Not every aspect of the retreat was grim. Community volunteers from the NewSong Church in San Dimas organized games, and the students enjoyed a dinner of donated Domino’s pizza and salad and pasta contributed by the local Buca Di Beppo.
The next day, after a breakfast provided by Marie Callender’s and Corner Bakery Cafe, the students headed for CHS. They read their farewell letters at an assembly for CHS upperclassmen, which started at 10:30 and ran until noon.
The mock funeral featured a casket borrowed from Todd Memorial Chapel and draped with flowers donated by Sherwood Florist.
Every 15 Minutes coordinator Nancy Spyker said the reading was a heartrending experience for both the “deceased” and those in the audience.
“It gives you chills,” said Ms. Spyker, the mother of 2 CHS alumni. “We had guys crying and girls crying while reading them. The parents were crying and so were the kids in the audience.”
Though an Every 15 Minutes event takes 7 months to plan and is “a lot of work,” Ms. Spyker feels strongly enough about its mission that this year marks the third time she has served as a coordinator.
As a longtime nurse, she saw firsthand the devastation wreaked by bad decisions or bad luck involving alcohol.
“I saw too many kids come in dead or paralyzed because of drunk driving,” she said. “I didn’t want to be in a room again and see [a young person] pronounced dead, and see the parents’ eyes.”
Speakers at the assembly included a 19-year-old Cal State Fullerton student who was seriously injured when she got into the car with a friend who had been drinking.
It was a familiar story: “She didn’t seem that drunk to me.” The girl ended up with a broken hip, was wheelchair-bound for a time, and took away a life lesson that she feels compelled to share with other teens.
Driving a message home
Every 15 Minutes, which now also cautions against texting and driving, has been held at dozens of high schools since its inception in 1995. It’s a national program but, as in every city, the problem of impaired driving is a local one.
Last week, a local high school student was involved in a hit-and-run accident, escaping with his life but not without a DUI.
And in 2009, 20-year-old Courtney Stewart—a CHS alumna and Cal State Fullerton student—was killed when her car was broadsided by a drunk driver. One of her 2 passengers who died included 22-year-old Angels pitcher Nick Adenhart.
“This happens in our city, guys,” said Connie Lannom, a CHS alumna and Every 15 Minutes coordinator.
The program—which Ms. Lannom was inspired to join after losing a family member to a drunk driving accident—doesn’t waste time stressing abstinence.
“We know the reality is that high school students will drink. We want them to make wise choices so they can fulfill their dreams. We want them to understand the severity of it,” she said.

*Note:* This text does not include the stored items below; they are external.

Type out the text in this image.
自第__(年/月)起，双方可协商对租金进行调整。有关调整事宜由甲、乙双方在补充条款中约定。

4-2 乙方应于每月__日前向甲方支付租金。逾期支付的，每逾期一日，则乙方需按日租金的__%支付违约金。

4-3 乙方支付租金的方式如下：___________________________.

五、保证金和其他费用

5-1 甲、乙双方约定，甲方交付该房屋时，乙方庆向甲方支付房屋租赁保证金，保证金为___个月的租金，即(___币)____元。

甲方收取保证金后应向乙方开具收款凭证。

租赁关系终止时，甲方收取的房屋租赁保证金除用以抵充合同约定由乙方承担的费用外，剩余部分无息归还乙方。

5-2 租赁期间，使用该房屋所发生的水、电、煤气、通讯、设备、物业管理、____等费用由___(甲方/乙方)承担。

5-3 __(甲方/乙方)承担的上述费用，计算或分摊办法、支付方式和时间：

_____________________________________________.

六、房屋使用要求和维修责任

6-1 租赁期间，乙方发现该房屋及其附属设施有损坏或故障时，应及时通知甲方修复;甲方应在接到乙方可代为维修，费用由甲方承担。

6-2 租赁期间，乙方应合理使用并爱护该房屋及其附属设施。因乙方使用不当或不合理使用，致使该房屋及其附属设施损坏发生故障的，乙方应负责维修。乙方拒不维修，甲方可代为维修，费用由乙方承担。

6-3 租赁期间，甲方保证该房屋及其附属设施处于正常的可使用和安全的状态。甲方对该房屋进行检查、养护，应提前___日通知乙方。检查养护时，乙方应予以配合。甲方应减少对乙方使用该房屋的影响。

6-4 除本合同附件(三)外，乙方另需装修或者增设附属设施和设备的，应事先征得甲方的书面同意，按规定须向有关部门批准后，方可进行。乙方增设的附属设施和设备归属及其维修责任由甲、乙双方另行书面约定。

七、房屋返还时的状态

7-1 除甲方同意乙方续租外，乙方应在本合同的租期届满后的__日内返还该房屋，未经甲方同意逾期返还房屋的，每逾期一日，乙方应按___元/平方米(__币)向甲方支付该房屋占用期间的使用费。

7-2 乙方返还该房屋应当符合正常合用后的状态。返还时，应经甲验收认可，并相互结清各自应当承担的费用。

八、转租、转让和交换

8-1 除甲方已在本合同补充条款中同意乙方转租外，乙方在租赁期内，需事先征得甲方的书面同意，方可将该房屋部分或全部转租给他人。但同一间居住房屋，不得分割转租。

There is a clear alternative to letting alcohol drive your fate, said CHS parent Justine Omwanghe, who came to view the crash site because her daughter gets her driver’s license next week.
She urges her daughter to call for a ride if there’s any doubt about driving safely.
“If you feel uncomfortable, if you know you’re drunk, or whoever took you is drunk, call me or call your dad,” she said.